Having said this though, of course not everything is playful, or whimsical. And the project with its overarching themese of sound and place, and sound and space is also able to incorporate pieces looking at the politics of sound and space. I have always been interested in the links between politics and sound, and between sonic, political and cultural geographies, so I am really pleased that this latest set of portraits includes a piece by aag, a Mexican artist, which is based on phone-recordings of protests in Meixco City about the 43 disappeared students from Ayotzinapa Normal School which have taken place since 2014. In another exploration of sound, space and political, religious and cultural geographies, Egyptian sound artist Jacqueline George has composed a piece plotting a journey in the Shobra district of Cairo, which presents the different ways commercial, religious and political agendas compete for sonic space in the streets. As she describes it in her written introduction Shobra is a district “replete with people and stories, life and pain, noise, rapid and fickle change, soul, killing time and presence”. For me all these approaches represent such interesting and important ways of thinking about cities and space, and about the ways we use sound to demand things, to occupy and claim areas, to attract and to repel.

How will the Tiny Portraits project evolve?

KC: Well as I said there are a lot of submissions already in the pipeline for the project, I have quite a few portraits in which sound artists are exploring sites as outsiders, so I am thinking the next set will be themed around the idea of visiting, with all the partial knowings and unknowings, missteps and errors such a status infers.
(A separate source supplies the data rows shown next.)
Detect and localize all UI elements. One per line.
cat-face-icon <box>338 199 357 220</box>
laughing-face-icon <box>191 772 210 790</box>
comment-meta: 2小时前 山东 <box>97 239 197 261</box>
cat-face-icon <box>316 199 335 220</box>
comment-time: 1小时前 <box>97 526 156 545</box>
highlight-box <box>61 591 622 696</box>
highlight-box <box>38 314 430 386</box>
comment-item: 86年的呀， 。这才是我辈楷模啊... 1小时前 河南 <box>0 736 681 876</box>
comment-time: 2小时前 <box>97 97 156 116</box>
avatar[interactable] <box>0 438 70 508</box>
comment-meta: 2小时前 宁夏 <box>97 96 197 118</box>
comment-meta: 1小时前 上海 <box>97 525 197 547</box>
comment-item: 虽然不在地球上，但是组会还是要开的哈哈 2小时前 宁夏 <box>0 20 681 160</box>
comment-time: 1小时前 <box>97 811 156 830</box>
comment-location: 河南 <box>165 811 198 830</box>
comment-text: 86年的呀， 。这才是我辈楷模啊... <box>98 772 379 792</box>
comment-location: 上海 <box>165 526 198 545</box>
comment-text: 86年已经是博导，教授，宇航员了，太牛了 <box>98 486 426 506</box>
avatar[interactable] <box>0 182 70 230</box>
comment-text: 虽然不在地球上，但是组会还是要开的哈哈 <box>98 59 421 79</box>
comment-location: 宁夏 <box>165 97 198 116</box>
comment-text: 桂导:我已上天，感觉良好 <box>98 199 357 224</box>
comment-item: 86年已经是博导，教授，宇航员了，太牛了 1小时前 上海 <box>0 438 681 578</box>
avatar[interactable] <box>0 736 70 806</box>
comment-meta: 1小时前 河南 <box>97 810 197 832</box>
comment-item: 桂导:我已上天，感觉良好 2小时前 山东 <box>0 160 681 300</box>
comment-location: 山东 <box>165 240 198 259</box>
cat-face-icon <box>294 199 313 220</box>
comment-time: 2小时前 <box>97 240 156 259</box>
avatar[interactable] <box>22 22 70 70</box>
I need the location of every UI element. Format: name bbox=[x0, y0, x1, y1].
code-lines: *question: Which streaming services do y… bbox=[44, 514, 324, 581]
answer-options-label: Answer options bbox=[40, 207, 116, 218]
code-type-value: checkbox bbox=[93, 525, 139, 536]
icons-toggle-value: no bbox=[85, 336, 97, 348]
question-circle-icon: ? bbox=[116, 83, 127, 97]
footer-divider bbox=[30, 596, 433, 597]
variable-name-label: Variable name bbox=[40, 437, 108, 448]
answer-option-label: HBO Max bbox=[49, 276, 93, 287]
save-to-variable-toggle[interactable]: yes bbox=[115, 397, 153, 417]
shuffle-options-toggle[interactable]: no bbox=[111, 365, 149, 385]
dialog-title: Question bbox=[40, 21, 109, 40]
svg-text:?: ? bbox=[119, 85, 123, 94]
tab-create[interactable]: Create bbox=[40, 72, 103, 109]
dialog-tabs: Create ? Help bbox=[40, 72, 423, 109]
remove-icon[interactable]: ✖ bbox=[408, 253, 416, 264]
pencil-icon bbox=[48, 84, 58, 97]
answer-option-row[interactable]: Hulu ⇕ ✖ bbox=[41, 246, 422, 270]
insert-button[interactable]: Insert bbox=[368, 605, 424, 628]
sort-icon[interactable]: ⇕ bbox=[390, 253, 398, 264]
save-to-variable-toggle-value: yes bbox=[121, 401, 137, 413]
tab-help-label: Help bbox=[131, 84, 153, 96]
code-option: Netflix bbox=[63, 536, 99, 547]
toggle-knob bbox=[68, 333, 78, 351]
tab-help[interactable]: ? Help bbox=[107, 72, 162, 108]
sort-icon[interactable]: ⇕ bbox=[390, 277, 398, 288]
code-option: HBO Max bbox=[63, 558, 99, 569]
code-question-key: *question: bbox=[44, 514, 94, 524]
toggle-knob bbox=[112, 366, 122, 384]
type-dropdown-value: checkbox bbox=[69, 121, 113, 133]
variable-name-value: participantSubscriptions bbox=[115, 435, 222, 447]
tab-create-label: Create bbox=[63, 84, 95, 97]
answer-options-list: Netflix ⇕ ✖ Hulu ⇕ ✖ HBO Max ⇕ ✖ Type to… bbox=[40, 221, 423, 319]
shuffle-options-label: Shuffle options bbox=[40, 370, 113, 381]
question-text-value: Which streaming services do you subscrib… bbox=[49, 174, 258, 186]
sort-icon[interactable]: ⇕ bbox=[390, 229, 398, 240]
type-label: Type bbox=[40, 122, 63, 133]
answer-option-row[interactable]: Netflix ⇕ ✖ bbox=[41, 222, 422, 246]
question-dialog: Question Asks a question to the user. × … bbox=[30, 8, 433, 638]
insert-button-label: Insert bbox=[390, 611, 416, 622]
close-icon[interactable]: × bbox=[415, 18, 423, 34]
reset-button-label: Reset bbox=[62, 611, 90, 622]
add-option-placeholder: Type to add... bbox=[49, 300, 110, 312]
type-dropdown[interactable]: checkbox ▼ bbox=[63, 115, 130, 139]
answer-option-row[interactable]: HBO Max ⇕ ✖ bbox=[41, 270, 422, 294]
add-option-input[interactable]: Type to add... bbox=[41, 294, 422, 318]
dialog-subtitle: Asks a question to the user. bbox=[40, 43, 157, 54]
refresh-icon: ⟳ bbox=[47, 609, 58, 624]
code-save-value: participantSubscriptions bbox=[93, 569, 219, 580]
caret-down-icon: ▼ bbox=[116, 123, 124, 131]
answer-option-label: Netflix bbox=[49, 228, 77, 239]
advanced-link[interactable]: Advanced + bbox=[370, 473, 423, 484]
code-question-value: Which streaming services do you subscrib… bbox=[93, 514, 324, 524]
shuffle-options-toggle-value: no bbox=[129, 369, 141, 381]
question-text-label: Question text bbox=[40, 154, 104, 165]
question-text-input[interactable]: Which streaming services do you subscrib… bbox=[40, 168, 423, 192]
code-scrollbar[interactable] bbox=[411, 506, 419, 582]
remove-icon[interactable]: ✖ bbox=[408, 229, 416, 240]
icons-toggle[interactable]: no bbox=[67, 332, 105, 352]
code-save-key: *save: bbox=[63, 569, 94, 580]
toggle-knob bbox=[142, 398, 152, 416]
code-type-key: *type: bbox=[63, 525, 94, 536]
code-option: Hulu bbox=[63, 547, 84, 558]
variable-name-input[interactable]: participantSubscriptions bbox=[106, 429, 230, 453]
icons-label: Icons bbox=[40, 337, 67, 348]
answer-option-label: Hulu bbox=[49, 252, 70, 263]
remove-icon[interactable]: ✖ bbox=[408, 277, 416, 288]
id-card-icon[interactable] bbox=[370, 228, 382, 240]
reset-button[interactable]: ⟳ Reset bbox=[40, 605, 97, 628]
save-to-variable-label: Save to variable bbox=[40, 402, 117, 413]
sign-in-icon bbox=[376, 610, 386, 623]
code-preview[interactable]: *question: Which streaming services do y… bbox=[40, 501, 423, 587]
Probably the biggest development however, is that Arash and I are in the process of adding an extra dimension to the map which allows users to plot a course between sites, and traverse the globe from tiny portrait to tiny portrait, emphasising the project’s themes of connection and disconnection between these disparate, and idiosyncratic sites and moments . I love the idea that a listener will soon be able to program a sonic journey which connects such disparate moments and places as Foresteppe’s explorations of fog in Berdsk, Siberia, Josten Myburgh’s meditation on a brick wall in Western Australia, Jacqueline George’s introduction to the district of Shobra in Cairo, and Yuco’s watery Shikinejima island-inspired Marine.